But what if you have tests that fail to match one of the criteria above? If you absolutely need them (eg: your architecture forces you to have this really heavy setup, which kills part of your speed), then consider multiple build pipelines, one focused on CI (fast builds for fast feedback), the other focused on completeness (full tests, create build artifacts, etc). In this case, your deployment pipelines will use the output of this secondary pipeline, which is usually implemented as a nightly build.

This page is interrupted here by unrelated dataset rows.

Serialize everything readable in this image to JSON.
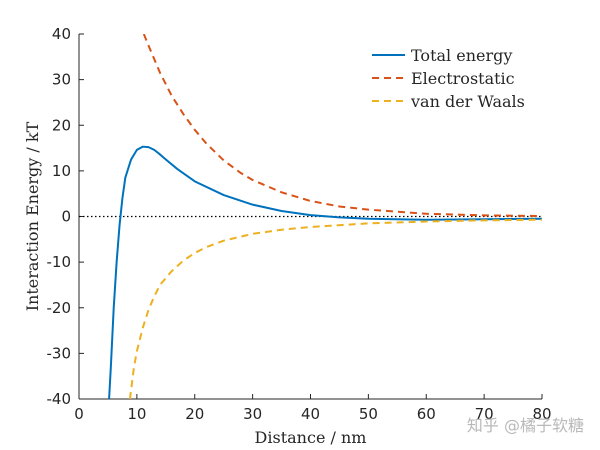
{
  "chart_data": {
    "type": "line",
    "xlabel": "Distance / nm",
    "ylabel": "Interaction Energy / kT",
    "xlim": [
      0,
      80
    ],
    "ylim": [
      -40,
      40
    ],
    "xticks": [
      0,
      10,
      20,
      30,
      40,
      50,
      60,
      70,
      80
    ],
    "yticks": [
      40,
      30,
      20,
      10,
      0,
      -10,
      -20,
      -30,
      -40
    ],
    "grid": false,
    "legend_position": "top-right",
    "zero_reference_line": 0,
    "series": [
      {
        "name": "Total energy",
        "style": "solid",
        "color": "#0072BD",
        "x": [
          5.2,
          5.5,
          6,
          6.5,
          7,
          7.5,
          8,
          9,
          10,
          11,
          12,
          13,
          14,
          15,
          17,
          20,
          25,
          30,
          35,
          40,
          45,
          50,
          60,
          70,
          80
        ],
        "y": [
          -40,
          -33,
          -20,
          -10,
          -2,
          4,
          8.5,
          12.5,
          14.6,
          15.3,
          15.2,
          14.6,
          13.6,
          12.5,
          10.4,
          7.7,
          4.7,
          2.6,
          1.2,
          0.3,
          -0.2,
          -0.5,
          -0.7,
          -0.6,
          -0.5
        ]
      },
      {
        "name": "Electrostatic",
        "style": "dashed",
        "color": "#D95319",
        "x": [
          11.2,
          12,
          14,
          16,
          18,
          20,
          22,
          25,
          28,
          30,
          35,
          40,
          45,
          50,
          60,
          70,
          80
        ],
        "y": [
          40,
          37.5,
          31.5,
          26.5,
          22.5,
          19,
          16,
          12.3,
          9.5,
          8,
          5.3,
          3.4,
          2.2,
          1.5,
          0.6,
          0.25,
          0.1
        ]
      },
      {
        "name": "van der Waals",
        "style": "dashed",
        "color": "#EDB120",
        "x": [
          8.8,
          9.5,
          10,
          11,
          12,
          13,
          14,
          15,
          16,
          18,
          20,
          22,
          25,
          30,
          35,
          40,
          50,
          60,
          70,
          80
        ],
        "y": [
          -40,
          -33,
          -29.5,
          -24.5,
          -20.5,
          -17.5,
          -15,
          -13.5,
          -12,
          -9.7,
          -8,
          -6.7,
          -5.3,
          -3.8,
          -2.9,
          -2.3,
          -1.5,
          -1.1,
          -0.85,
          -0.7
        ]
      }
    ]
  },
  "watermark": "知乎 @橘子软糖"
}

Deployment/release pipelines

From a high-level perspective, this is what a deployment/release pipeline usually looks like:

  • Pull the build artifacts from the registry. Yes, this is where we get the output of the build pipeline.
  • Deploy them in the target environment. By far the most complex step in this flow, luckily for me not the focus of today’s post.
  • Tag the code again. This tag lets us know what got deployed where with a simple look in our source code.
  • Run health checks and tests. More about this below.
  • Monitor it. Like, monitor it real up close;

What sort of tests a team should run here?

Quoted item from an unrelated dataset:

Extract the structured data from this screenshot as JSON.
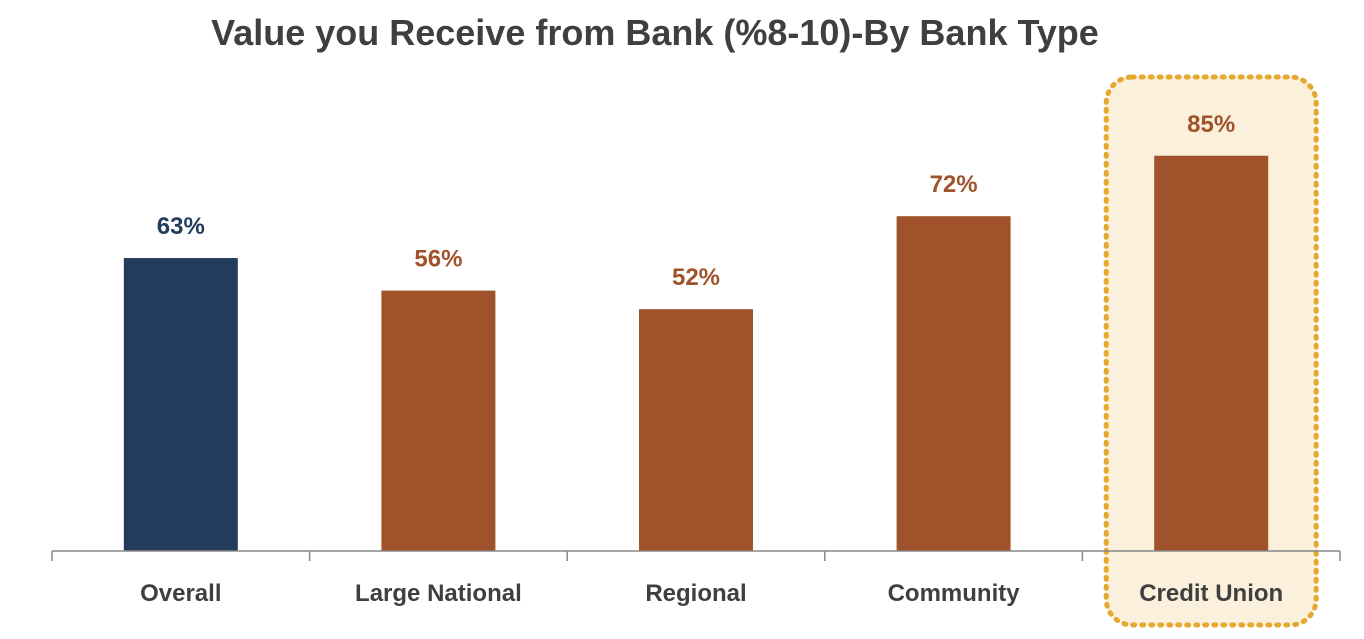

  • Non data-impacting tests: tests that leave debris behind or that modify/delete existing data are not good candidates here. This restriction can mean a risk to your test relevance (eg: how can you check your upload functionality is working well?), but there are ways to mitigate that: you may be able to use a sample data set, even in prod (as in “here’s a sample blog post for you to play with”), you may have a test rollback strategy (risky business, so best used as a last resort) or you can have some prod data you saved just for this occasion.
  • Functional tests: if you are still doing a lot of mocking (seriously, dude, WTF?), this is not an option at this stage, as you now want to assert your system is up and running properly. You may stub some external services, in case you are deploying to a dev environment…
  • Front-end tests: while asserting your back-end is all nice and fine, this isn’t usually what the user sees, is it? So while some back-end tests may still make it into the final mix, the focus should be on tests that start at the UI level.
  • Contract tests: if you are exposing an API, you should consider using consumer-driven contracts. And while those tests can and should run in the build pipeline, this is also a good moment to assert your API is not breaking any consumer expectations (and avoid the release in case it does).
  • Exploratory tests: your system is up and running, for realz, and now it’s the moment to pull of the gloves and run the nastiest tests you can: those formulated by someone who’s really looking to break your system. Nope, this is not a suggestion for a quality last approach, but the recognition that some creative testing may go a long way in catching unthought-of scenarios.
  • UX tests: ok, things are running, but do they fit nicely? Did all those design decisions your team made work out? This is the moment to find out and leveraging practices such as private betas can go a long way into gathering real world feedback on the experience your system provides.

Please notice that contract, exploratory and UX tests are better done before a full-blown release (or be prepared to face the backslash). This can be achieved by either deploying first to a non-prod environment or a combination of techniques such as rolling deployments, A/B testing and feature toggles.

For the sake of simplicity, I merged the deployment and release pipelines, as many teams tend to do it. We might explore the difference between these two in a later post.